Vesicovaginal Fistula: Definition, Causes, and Management
A vesicovaginal fistula (VVF) is an abnormal communication between the bladder and the vagina that allows continuous involuntary discharge of urine into the vaginal vault, causing significant physical, psychological, and social distress to affected patients. 1
Epidemiology and Etiology
The causes of VVF differ significantly between developing and developed countries:
- In developing countries: Primarily caused by obstructed labor
- In developed countries: Mostly iatrogenic causes including:
- Hysterectomy (most common - approximately 1 in 1000 post-hysterectomy patients)

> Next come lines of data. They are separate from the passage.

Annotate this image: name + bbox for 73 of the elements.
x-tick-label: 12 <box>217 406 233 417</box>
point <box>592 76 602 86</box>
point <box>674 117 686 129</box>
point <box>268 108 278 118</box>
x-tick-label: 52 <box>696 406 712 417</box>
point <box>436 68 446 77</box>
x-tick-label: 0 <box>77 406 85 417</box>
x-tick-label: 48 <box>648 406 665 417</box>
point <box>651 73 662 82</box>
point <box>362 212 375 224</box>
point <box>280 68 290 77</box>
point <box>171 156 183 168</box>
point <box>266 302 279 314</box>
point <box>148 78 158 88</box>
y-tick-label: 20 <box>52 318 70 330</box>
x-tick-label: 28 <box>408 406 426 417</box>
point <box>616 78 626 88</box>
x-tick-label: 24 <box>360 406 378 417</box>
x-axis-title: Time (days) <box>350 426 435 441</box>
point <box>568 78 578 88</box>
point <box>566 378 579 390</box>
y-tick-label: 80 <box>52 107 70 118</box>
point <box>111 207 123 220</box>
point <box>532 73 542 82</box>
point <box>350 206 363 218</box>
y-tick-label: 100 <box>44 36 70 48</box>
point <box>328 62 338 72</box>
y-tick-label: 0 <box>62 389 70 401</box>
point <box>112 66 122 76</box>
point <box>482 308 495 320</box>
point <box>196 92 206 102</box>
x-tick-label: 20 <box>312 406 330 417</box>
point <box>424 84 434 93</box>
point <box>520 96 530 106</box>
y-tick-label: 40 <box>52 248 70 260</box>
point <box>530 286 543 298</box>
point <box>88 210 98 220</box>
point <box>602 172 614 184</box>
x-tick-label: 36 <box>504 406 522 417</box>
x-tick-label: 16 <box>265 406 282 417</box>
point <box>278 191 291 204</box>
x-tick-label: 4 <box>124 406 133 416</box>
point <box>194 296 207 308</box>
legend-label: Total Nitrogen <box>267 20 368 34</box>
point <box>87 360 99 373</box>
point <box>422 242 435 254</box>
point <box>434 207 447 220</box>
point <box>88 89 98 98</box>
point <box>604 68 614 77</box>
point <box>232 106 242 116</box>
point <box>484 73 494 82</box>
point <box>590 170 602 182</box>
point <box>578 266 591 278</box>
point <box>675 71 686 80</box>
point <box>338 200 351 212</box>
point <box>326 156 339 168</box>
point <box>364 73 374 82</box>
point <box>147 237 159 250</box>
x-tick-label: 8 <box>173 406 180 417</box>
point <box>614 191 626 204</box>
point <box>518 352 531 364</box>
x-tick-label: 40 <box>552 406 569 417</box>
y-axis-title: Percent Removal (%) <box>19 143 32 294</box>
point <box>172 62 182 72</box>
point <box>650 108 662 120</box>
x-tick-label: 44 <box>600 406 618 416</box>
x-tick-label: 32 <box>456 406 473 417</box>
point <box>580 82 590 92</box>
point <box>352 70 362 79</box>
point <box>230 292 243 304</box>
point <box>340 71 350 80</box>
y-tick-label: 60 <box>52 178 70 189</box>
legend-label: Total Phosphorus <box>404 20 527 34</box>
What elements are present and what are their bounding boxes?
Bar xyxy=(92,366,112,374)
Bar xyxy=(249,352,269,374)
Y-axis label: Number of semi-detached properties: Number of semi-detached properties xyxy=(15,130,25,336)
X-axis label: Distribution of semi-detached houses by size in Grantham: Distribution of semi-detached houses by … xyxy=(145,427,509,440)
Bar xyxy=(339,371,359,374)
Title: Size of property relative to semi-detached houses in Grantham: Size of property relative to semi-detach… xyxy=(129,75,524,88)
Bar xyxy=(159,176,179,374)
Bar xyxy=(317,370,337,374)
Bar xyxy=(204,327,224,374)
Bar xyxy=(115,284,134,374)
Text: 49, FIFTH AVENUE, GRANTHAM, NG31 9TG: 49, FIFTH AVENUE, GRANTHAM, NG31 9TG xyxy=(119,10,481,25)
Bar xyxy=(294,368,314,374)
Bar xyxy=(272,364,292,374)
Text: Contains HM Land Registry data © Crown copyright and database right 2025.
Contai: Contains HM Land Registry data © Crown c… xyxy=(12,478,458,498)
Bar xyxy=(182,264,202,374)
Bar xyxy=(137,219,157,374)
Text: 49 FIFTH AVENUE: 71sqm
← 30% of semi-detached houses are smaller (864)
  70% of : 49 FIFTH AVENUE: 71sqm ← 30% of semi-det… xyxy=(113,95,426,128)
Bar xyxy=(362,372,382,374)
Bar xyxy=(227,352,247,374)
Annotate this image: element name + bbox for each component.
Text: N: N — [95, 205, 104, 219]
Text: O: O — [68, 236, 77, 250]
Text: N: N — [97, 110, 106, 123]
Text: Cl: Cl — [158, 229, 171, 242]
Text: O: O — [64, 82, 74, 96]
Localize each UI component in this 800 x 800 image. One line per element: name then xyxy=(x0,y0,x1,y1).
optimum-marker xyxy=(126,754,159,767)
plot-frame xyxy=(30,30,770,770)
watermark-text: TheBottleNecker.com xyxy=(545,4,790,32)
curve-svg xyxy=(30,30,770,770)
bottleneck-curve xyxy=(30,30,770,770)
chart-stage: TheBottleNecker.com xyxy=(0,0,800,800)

- Radiation therapy for gynecologic malignancies
- Pelvic infections
- Surgical complications 2
Other less common causes include:
- Malignancies of the pelvic organs
- Pelvic trauma
- Inflammatory bowel disease
Clinical Presentation
Patients with VVF typically present with:
- Continuous involuntary leakage of urine from the vagina
- Odorous discharge
- Recurrent urinary tract infections
- Perineal pain
- Dyspareunia
- Significant impact on quality of life 3, 2
Diagnosis
Diagnosis of VVF involves several imaging modalities:
CT with IV contrast: Has a diagnostic sensitivity of 76.5% for fistula detection and helps visualize collapsed fistula tracts 3
Fluoroscopic vaginography: Highly sensitive (79%) with a positive predictive value of 100% using water-soluble contrast 3
MRI with IV contrast: Provides superior soft tissue delineation, particularly useful for visualizing collapsed tracts 3
Transrectal ultrasound: High positive predictive value (100% for anorectal opening, 93% for vaginal opening) 3
Cystoscopy: Confirms the fistula orifice and allows for stent insertion to identify the tract 4
Important note: Barium enema is not recommended as the primary diagnostic method due to poor effectiveness (sensitivity as low as 7.7-34%). Water-soluble contrast is preferred over barium to avoid complications from extravasation into the peritoneal cavity 3
Management
Conservative Management
- Should be used only in carefully selected patients with small, recent fistulas 1
- May include continuous bladder drainage and antibiotics
Surgical Management
Timing of repair:
- Delayed repair is better than early repair - waiting at least 4-6 weeks prior to attempting repair allows for resolution of inflammation 1, 5
Surgical approaches:
Transvaginal approach (preferred):
Transabdominal approach:
Transvesical approach:
- Success rates around 68.42% for primary repairs
- May be used for specific anatomical considerations 6
Laparoscopic approach:
- Emerging technique with good outcomes
- Benefits include minimal bleeding and smaller incisions 4
Special Considerations for Radiation-Induced Fistulas
- Require more individualized management
- Success rates are lower (40-100%)
- May require complex surgical procedures or urinary diversion 5
Postoperative Care
- Anticholinergics should be used in the postoperative period for better bladder healing 1
- Adequate bladder drainage is essential
- Close follow-up to monitor for recurrence
Outcomes
- Combined conservative and surgical treatments have success rates exceeding 90% 2
- Recurrent fistulas may require multiple repair attempts with decreasing success rates for each subsequent repair 6
- Patients with successful repairs experience significant improvement in quality of life
VVFs represent a challenging but treatable condition that requires prompt diagnosis and appropriate management by experienced surgeons to achieve optimal outcomes.